Usually, when a kid gets hurt, it’s by someone they know. In fact, 93 percent of victimized children know their abuser. Instead, stranger danger makes kids afraid to talk to people who are usually willing and able to help them get out of a bad situation.
Instead of teaching kids that strangers are bad, researchers today say we should be teaching them what actions are bad and how to handle them if they happen. Instead of teaching our kids to keep away from anyone they don’t know, we should be teaching them to call for help or to refuse to keep secrets from Mom and Dad.
Keeping a tidy house is one thing, but when you scrub every germ out of your home, you’re actually putting your child at a major risk for health problems. Germs aren’t always a bad thing. They give your immune system a challenge, and that makes it stronger. If your immune system is essentially quarantined, you can develop some major issues.
Studies have found that cleaning your home with antibacterial soap actually increases your children’s risk of developing hay fever and allergies. Likewise, using a dishwasher instead of cleaning dishes by hand increases your child’s chance of getting eczema. It’s not that those methods don’t work. The problem is that they work too well, eliminating the harmless bacteria that make our bodies stronger.
In fact, one of the best things researchers say you can do to make a newborn’s body strong is to put their pacifier in your own mouth after it gets dropped on the floor and then give it to your baby. You’ll share all your disgusting, dangerous germs with your child – and your baby’s immune system will get stronger.
These days, people treat taking a peanut butter sandwich to school like walking in with a loaded gun. So many kids have allergies that we don’t risk touching half the things in the supermarket.

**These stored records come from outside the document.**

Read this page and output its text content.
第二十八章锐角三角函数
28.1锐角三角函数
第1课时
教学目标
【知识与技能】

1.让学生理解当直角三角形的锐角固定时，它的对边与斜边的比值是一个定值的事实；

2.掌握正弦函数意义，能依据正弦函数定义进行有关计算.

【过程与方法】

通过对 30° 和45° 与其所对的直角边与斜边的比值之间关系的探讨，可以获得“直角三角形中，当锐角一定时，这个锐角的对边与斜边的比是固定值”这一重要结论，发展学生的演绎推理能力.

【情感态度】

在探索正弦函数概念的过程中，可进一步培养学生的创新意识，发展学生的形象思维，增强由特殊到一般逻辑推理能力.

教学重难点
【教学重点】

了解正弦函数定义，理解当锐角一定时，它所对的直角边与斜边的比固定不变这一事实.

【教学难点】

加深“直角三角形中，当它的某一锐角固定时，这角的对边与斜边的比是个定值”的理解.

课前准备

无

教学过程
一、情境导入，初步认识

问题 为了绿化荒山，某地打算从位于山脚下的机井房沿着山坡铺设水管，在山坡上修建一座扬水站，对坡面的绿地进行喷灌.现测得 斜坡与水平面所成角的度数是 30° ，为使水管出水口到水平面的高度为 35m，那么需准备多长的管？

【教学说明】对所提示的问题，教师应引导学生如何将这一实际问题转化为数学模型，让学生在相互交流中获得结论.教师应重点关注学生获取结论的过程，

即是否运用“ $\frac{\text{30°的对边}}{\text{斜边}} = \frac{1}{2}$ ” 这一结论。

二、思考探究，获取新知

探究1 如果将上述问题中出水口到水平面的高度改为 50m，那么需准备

As it turns out, though, part of the reason we’re allergic to so many things is that we avoided them in the first place.
Keeping a child away from peanuts for the first five years of their life, one study found, makes them seven times more likely to develop a peanut allergy. It might be done with good intentions, but it turns out that people aren’t born with peanut allergies; they develop them.

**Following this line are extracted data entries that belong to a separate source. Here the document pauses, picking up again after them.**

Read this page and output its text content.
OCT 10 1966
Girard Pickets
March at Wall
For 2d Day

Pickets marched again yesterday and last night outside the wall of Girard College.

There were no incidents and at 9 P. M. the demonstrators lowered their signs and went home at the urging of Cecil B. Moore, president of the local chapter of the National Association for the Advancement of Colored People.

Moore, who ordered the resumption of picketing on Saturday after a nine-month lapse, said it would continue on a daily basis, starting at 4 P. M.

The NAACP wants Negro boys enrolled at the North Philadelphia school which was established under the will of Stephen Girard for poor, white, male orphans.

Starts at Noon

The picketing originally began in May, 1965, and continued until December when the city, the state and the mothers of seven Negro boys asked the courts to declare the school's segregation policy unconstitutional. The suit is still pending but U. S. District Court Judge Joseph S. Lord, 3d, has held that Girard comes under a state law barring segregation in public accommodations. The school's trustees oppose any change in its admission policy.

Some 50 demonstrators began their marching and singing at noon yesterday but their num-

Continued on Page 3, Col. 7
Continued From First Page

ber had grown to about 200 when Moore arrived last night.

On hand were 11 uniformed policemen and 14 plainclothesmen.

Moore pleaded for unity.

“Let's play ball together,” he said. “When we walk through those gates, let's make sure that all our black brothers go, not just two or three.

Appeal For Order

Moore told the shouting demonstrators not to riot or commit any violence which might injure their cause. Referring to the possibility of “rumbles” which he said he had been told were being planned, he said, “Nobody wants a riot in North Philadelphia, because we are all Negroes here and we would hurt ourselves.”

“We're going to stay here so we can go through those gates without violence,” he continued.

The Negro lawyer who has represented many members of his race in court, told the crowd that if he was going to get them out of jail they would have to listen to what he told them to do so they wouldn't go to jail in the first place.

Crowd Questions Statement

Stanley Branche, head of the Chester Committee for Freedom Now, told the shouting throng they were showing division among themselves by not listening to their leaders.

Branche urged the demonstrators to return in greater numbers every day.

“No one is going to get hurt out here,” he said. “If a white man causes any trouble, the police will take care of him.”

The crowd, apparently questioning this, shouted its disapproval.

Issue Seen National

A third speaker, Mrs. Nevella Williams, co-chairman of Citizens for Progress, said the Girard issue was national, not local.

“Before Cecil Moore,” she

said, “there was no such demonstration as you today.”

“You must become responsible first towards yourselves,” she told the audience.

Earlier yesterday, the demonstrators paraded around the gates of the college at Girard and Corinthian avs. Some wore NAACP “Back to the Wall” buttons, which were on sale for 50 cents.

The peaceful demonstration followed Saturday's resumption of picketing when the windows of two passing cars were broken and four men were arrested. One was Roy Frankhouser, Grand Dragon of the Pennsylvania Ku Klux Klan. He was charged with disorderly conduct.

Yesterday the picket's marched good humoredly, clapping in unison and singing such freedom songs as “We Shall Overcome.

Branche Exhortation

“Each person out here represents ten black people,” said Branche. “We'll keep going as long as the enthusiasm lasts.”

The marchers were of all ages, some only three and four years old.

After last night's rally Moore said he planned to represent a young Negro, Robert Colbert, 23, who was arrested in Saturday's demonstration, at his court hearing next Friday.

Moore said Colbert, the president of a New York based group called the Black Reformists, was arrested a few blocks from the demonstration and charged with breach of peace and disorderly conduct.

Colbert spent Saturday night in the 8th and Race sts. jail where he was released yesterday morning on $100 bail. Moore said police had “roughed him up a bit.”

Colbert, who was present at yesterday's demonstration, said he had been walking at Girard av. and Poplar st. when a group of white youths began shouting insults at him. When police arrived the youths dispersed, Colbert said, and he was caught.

If you don’t want to spend the rest of your life at the grocery store carefully reading the ingredients on every single thing you buy, slather your baby up in some peanut butter. You’ll work wonders for his immune system.
Stopping bad habits
Nail biting might not make you look good, but apparently, it works wonders for your body. Your immune system gets stronger when you bite your own nails. Those gross, dirty things are loaded with germs – which is actually a good thing, strengthening your immune system so it can fend off the bad bacteria.
It also relieves stress. Nail biters, according to some studies, are actually better at handling stress than people who don’t bite their nails. Sure, it might not be a good look – but compared to other ways people handle their problems (smoking, drinking), it’s not that bad.
Avoiding risky play
Keeping children from climbing trees and play-fighting might save them from needing a Band-Aid today, but it can create some real problems in the long run.

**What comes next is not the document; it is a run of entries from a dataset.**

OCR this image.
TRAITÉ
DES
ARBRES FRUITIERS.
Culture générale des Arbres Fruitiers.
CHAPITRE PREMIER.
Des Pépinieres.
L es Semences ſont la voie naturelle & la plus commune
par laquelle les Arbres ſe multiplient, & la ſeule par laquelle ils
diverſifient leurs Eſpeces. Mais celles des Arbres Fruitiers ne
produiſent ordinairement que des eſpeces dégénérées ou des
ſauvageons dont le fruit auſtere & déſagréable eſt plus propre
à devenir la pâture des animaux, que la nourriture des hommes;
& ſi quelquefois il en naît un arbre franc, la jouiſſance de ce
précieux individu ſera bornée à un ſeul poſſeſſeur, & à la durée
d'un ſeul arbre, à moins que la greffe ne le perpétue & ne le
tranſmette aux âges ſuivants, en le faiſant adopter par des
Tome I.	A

Taking risks is one of the best things a kid can do. It’s the main way animals learn, so our bodies are wired to get as much out of a dangerous experience as possible. Letting kids run wild and free builds up their sense of self-confidence, makes them less anxious, and helps them judge risks later in life.
Kids who take risks also tend to grow up with better social skills and imaginations because they spend their time learning to play games that aren’t directed by an adult. And how risky are the risks they take anyway? Ironically, kids are more likely to injure themselves in organized sports – the athletics we condone and/or force them into – than they are in risky free play, a.k.a. athletic activities they pick for themselves.
Sometimes we need to step back, stop trying to keep our kids so safe, and just let them make stupid mistakes. It’s how they learn, and it makes them stronger.